October is now in full swing—a month of flannels, falling leaves, and forming better security habits as part of National Cybersecurity Awareness Month (NCSAM). This government and industry initiative aims to provide education on how to stay safer and more secure while online, as well as boost the country’s resilience to cyber-threats. Over the course of the month, we will discuss topics such as educating for a career in cybersecurity, ensuring online safety at work, and securing the nation’s most critical infrastructure.

In this week’s post, Deral Heiland, Research Lead - IoT at Rapid7, will dive into how you can boost security in your home through a few simple tweaks to your voice-controlled devices.

I have had several conversations recently around whether you should use voice-controlled systems in your home. The true answer to this question comes down to whether you personally feel comfortable with these technologies, but if you do embrace them, I encourage you to use them wisely to reduce any security risks and vulnerabilities they may create.

Let’s take a look at the Amazon Echo Dot and Google Home Mini. If you haven’t used either of these products before, I recommend taking a look. I currently have several Amazon Echo Dots around my house for playing music, streaming the radio, checking the weather, setting alarms, controlling lights and fans in my house, and asking any odd questions I am too lazy to type into a Google search.

These are only a few examples of the tasks these technologies can help with—but they do still come with risk. The good news is that there are a couple of simple steps you can take to help reduce some concerns surrounding voice-controlled systems:

Switch up your wake word

When talking about products like the Amazon Echo, people regularly ask me, “Does this tech listen to everything I say?” Well, yes and no. The technology is listening for a wake word, which activates the device and triggers it to send what follows to the internet to be processed and stored so the device can hopefully respond with an answer or the requested action. This is the way it was designed, and if used properly, I feel it has limited and definitely manageable risk.
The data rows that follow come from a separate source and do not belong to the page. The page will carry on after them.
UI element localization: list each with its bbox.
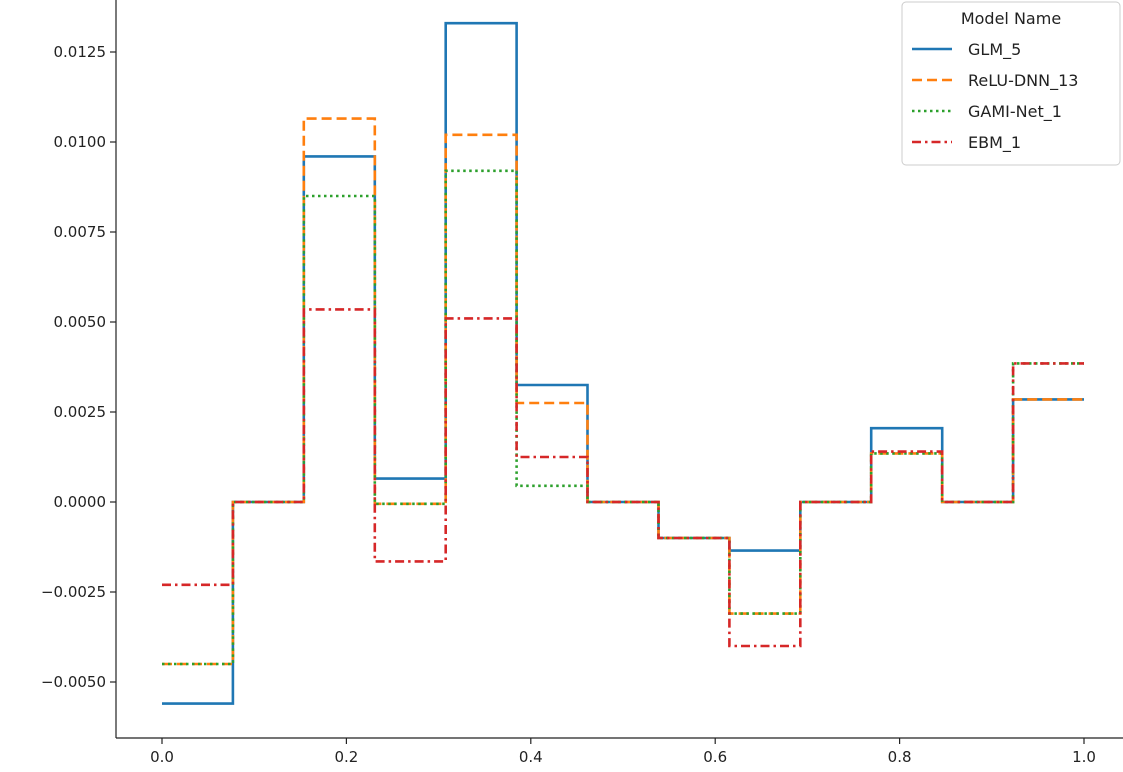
y-tick-label: 0.0000	[54, 493, 107, 511]
y-tick-label: 0.0100	[54, 133, 107, 151]
y-tick-label: 0.0075	[54, 223, 107, 241]
x-ticks: 0.0 0.2 0.4 0.6 0.8 1.0	[150, 738, 1096, 766]
y-tick-label: 0.0050	[54, 313, 107, 331]
legend-label: EBM_1	[968, 133, 1021, 153]
legend: Model Name GLM_5 ReLU-DNN_13 GAMI-Net_1 EBM…	[901, 1, 1121, 166]
legend-title: Model Name	[961, 9, 1061, 28]
series-line-ebm-1	[162, 308, 1084, 648]
legend-label: GLM_5	[968, 40, 1021, 60]
legend-label: GAMI-Net_1	[968, 102, 1062, 122]
y-ticks: −0.0050 −0.0025 0.0000 0.0025 0.0050 0.0075 0.…	[41, 43, 116, 691]
series-line-relu-dnn-13	[162, 117, 1084, 666]
x-tick-label: 0.8	[888, 748, 912, 766]
axes	[115, 0, 1123, 739]
legend-frame	[901, 1, 1121, 166]
series-layer	[162, 21, 1084, 705]
series-line-glm-5	[162, 21, 1084, 705]
x-tick-label: 0.4	[519, 748, 543, 766]
y-tick-label: 0.0125	[54, 43, 107, 61]
y-tick-label: 0.0025	[54, 403, 107, 421]
series-line-gami-net-1	[162, 169, 1084, 666]
y-tick-label: −0.0025	[41, 583, 106, 601]
x-tick-label: 1.0	[1072, 748, 1096, 766]
x-tick-label: 0.2	[334, 748, 358, 766]
legend-label: ReLU-DNN_13	[968, 71, 1078, 91]
x-tick-label: 0.6	[703, 748, 727, 766]
x-tick-label: 0.0	[150, 748, 174, 766]
y-tick-label: −0.0050	[41, 673, 106, 691]
legend-items: GLM_5 ReLU-DNN_13 GAMI-Net_1 EBM_1	[912, 40, 1078, 153]
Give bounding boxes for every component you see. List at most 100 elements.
By default, the Echo’s wake word is “Alexa.” Everyone now knows this wake word, and there have been a number of documented incidents where the device carried out an action such as attempting to order products because a show on a nearby television said, “Alexa.” The Amazon Echo can also be activated by anyone in or outside your house who says, “Alexa,” or even an incoming call on your landline phone answering machine, if the volume is set high enough to hear the incoming caller.

The way to combat this is to change the wake word. Although this isn’t a perfect solution, it does obfuscate the attack surface. Currently, the Amazon Echo supports four wake words: “Echo,” “Alexa,” “Amazon,” and “Computer,” as shown below:

Figure 1: Change Wake Word

You can also limit risk around voice ordering by setting a PIN that will ensure no purchases or payments are made without your explicit permission.

Figure 2: Voice Purchasing

In the case of the Google Home Mini, there is no way to switch between different wake words. The product current wakes via “Hey, Google” or “OK, Google,” which I find awkward to say. But, to have a little fun, I also found out that the device will awaken to “Hey, Boo-Boo” if you want to be different.

Confirm when your device is listening

Another concerning issue is that the wake word on the Amazon Echo can still be accidentally and randomly triggered from sounds and voices from many sources, which means anything I say after the wake word triggers the device and could get sent to the internet. In the privacy of my home, I want my comments and conversations to remain private.

In one recent example, an Amazon Echo recorded a conversation and sent it as a message to someone in the owner’s address book—an incident surely no one wants. Amazon took some action to prevent these types of accidents from occurring, but what can we do to reduce the risk of private information being accidentally recorded? The way I do this is to have the Amazon Echo alert me when the wake word is heard by emitting an audible tone that indicates it is in recording/processing mode.

Figure 3: Request Sound

This way, I know that the Amazon Echo is active and I can stop talking until it emits another audible tone indicating the recording/processing function has concluded.

With the Google Home Mini, I have noticed there have been fewer times the wake word has been accidentally triggered. This might be because the wake word “Hey” or “Go” must be combined with “Google.” Either way, the Google Home Mini also has a setting that enables an audible tone to indicate when recording/processing has been activated. This can be enabled on the device using the Google Home mobile app’s “Device Setting” under “Accessibility.

Figure 4: Google Home Accessibility

These small adjustments may not be the be all and end all for security, but they do help. Now I know that if someone attempts an attack against my device with the default wake word “Alexa,” it will not work. Also, when I hear that tone from my Amazon Echo Dot or Google Home Mini, I know to stop talking until it concludes with another audible tone. All it takes are just a couple of simple configuration changes to help you reduce a few areas of risk and leverage your technology with more comfort.